普通の温泉施設では加温して適温にすることが多いが、源泉をそのままかけ流しにしているところに、かえって好感がもてる。
■じわりじわり温まる
そろりそろりと体を沈めていく。最初こそ多少の辛抱が必要だが、泉温になれてしまえば清涼感が気持ちいい。冷たい湯は心が洗われるようで、思考もクリアになる。特に暑い季節にはもってこいだ。
時間がたつにつれて、体の芯までじわじわと温まっていくのがわかる。これが単なる水ではなく、温泉である証拠だ。
透明度の高いピュアな湯は、湯船下の大岩盤から直接湧き出している。つまり、自然湧出している泉源の上に湯船がつくられた「足元湧出泉」なのだ。しかも、毎分415リットルの湯がたえず湧き出しているのだから、湯の新鮮度はピカイチである。

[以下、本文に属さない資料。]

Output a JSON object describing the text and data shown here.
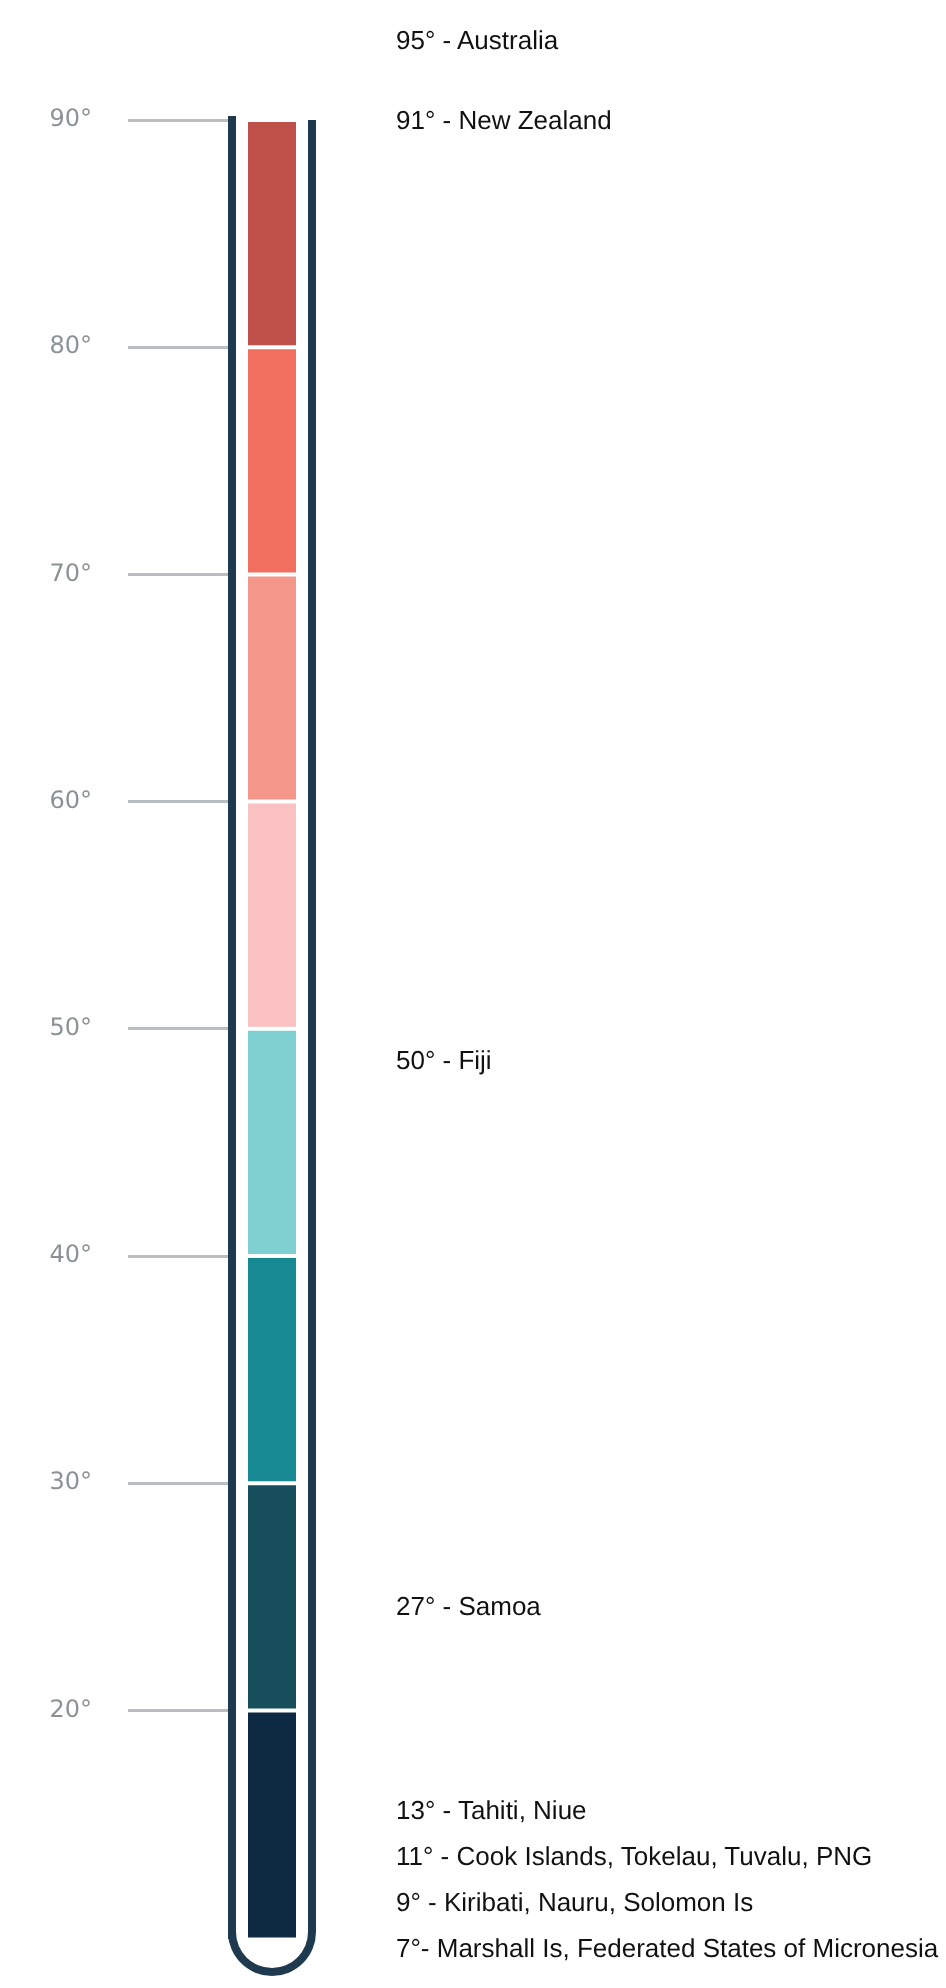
{
  "chart_data": {
    "type": "bar",
    "stacked": true,
    "categories": [
      null
    ],
    "ylim": [
      10,
      90
    ],
    "yticks": [
      {
        "value": 20,
        "label": "20°"
      },
      {
        "value": 30,
        "label": "30°"
      },
      {
        "value": 40,
        "label": "40°"
      },
      {
        "value": 50,
        "label": "50°"
      },
      {
        "value": 60,
        "label": "60°"
      },
      {
        "value": 70,
        "label": "70°"
      },
      {
        "value": 80,
        "label": "80°"
      },
      {
        "value": 90,
        "label": "90°"
      }
    ],
    "series": [
      {
        "color": "#0e2a42",
        "values": [
          20
        ]
      },
      {
        "color": "#174f5d",
        "values": [
          10
        ]
      },
      {
        "color": "#168993",
        "values": [
          10
        ]
      },
      {
        "color": "#7fd0d0",
        "values": [
          10
        ]
      },
      {
        "color": "#f9c1c1",
        "values": [
          10
        ]
      },
      {
        "color": "#f4968a",
        "values": [
          10
        ]
      },
      {
        "color": "#f06f5f",
        "values": [
          10
        ]
      },
      {
        "color": "#c0504a",
        "values": [
          10
        ]
      }
    ],
    "annotations": [
      "95° - Australia",
      "91° - New Zealand",
      "50° - Fiji",
      "27° - Samoa",
      "13° - Tahiti, Niue",
      "11° - Cook Islands, Tokelau, Tuvalu, PNG",
      "9° - Kiribati, Nauru, Solomon Is",
      "7°- Marshall Is, Federated States of Micronesia"
    ]
  }
}
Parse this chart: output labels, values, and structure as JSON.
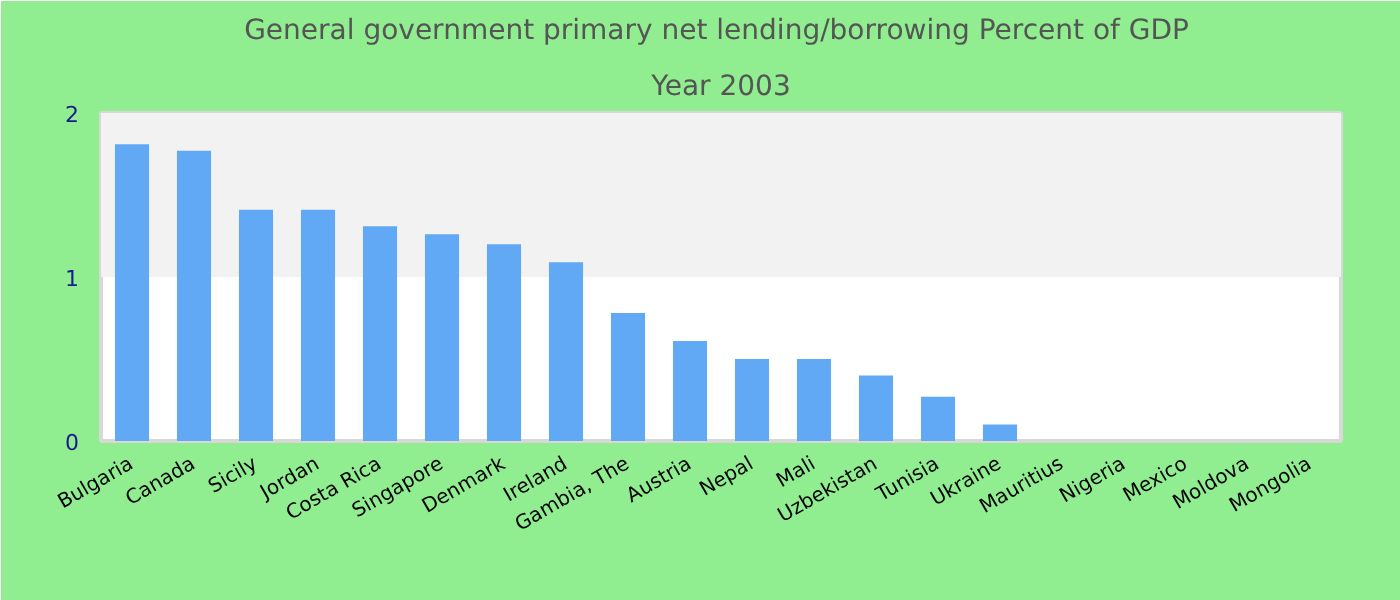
{
  "chart_data": {
    "type": "bar",
    "title": "General government primary net lending/borrowing  Percent of GDP",
    "subtitle": "Year 2003",
    "categories": [
      "Bulgaria",
      "Canada",
      "Sicily",
      "Jordan",
      "Costa Rica",
      "Singapore",
      "Denmark",
      "Ireland",
      "Gambia, The",
      "Austria",
      "Nepal",
      "Mali",
      "Uzbekistan",
      "Tunisia",
      "Ukraine",
      "Mauritius",
      "Nigeria",
      "Mexico",
      "Moldova",
      "Mongolia"
    ],
    "values": [
      1.81,
      1.77,
      1.41,
      1.41,
      1.31,
      1.26,
      1.2,
      1.09,
      0.78,
      0.61,
      0.5,
      0.5,
      0.4,
      0.27,
      0.1,
      null,
      null,
      null,
      null,
      null
    ],
    "color": "#62a9f5",
    "ylim": [
      0,
      2
    ],
    "yticks": [
      0,
      1,
      2
    ],
    "grid": false,
    "bands": [
      {
        "axis": "y",
        "from": 1,
        "to": 2,
        "color": "#f2f2f2"
      }
    ]
  }
}
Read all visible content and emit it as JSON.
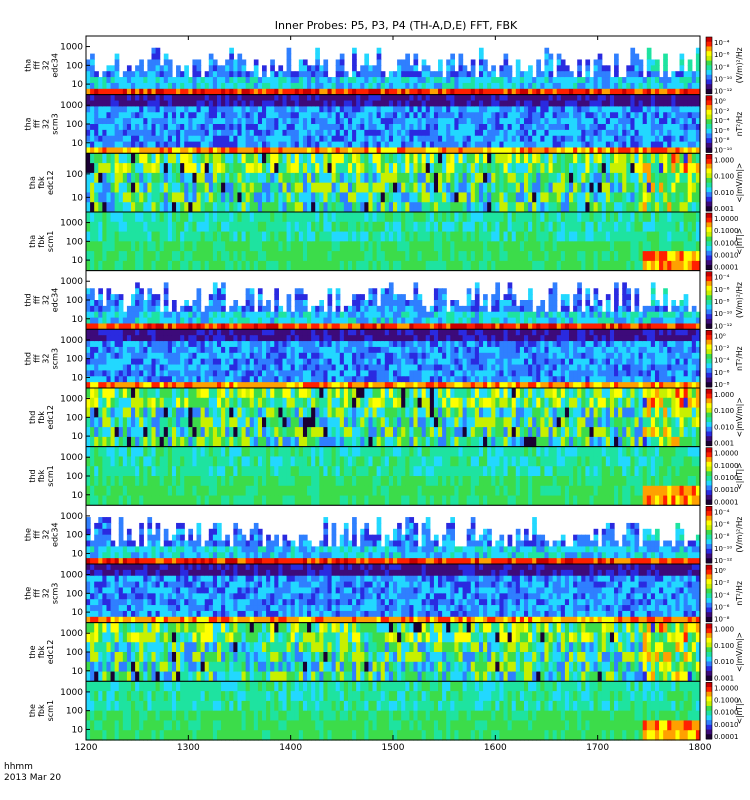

1時間ほど冷泉の布団に包まれていたら、ついうとうとしてしまった。温泉に浸かりながら睡魔に襲われたのは、このときが生まれて初めての経験だった。ぬるい湯では副交感神経が優位になり、精神的にもリラックスできる。
激しい戦に明け暮れた信玄や武士たちも、この冷泉に浸かって、ほっと一息つき、明日を生き抜くパワーを充電したのだろうか。
その晩ぐっすりと眠れたのは、温泉の効果だろう。生きるパワーをチャージするには最高の冷泉である。